Most ML models require a sh*t tone of data. And unless you have a pre-trained model that only requires some fine-tuning, you are gonna have to find a way to provide your model with enough data. Even for simple tasks like recognizing oranges and bananas, there should be at least a few thousand example images for the model to learn. This is a massive bottleneck in the pipeline. More than any other factor, the efficiency of today’s ML models and the efficacy of their applications are greatly choked due to a lack of enough data.
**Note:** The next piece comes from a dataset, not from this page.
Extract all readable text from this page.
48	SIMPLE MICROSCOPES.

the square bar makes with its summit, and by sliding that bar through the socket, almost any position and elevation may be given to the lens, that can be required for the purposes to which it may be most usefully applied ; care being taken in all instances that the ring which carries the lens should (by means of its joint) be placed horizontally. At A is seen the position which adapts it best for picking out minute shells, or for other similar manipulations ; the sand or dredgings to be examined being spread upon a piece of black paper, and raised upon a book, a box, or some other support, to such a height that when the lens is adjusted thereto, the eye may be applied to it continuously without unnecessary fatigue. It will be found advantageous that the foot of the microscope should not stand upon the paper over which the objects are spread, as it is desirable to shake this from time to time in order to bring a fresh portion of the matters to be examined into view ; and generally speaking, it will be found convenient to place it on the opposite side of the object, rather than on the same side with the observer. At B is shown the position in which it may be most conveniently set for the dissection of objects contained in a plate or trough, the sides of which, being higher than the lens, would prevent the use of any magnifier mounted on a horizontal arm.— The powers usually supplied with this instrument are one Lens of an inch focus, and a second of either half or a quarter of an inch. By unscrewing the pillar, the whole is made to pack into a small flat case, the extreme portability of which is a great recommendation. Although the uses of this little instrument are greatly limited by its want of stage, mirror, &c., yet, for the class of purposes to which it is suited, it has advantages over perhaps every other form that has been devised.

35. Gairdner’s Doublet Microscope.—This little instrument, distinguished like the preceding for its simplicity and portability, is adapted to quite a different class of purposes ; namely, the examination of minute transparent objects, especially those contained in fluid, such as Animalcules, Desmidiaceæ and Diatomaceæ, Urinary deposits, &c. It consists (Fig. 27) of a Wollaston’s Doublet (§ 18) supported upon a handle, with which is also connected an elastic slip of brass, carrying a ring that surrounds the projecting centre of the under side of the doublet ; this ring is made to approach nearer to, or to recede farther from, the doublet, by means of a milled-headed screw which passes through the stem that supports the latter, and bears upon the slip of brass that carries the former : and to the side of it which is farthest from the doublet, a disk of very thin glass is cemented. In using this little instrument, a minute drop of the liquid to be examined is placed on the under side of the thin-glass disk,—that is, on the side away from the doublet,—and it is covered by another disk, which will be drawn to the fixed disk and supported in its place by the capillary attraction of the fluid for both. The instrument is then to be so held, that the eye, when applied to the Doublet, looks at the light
This is why companies like Facebook, Google, and Apple are so keen on collecting as much data as possible from their users (not gonna debate on the ethical concerns of this practice in this article here though). Data augmentation techniques like cropping, padding, and horizontal flipping have been critical in squeezing out as much training potential there is out of the available dataset but these can only do so much. This study from Microsoft illustrates how very diverse ML models performed similarly and had a pretty strong positive correlation with the size of the training data (number of words).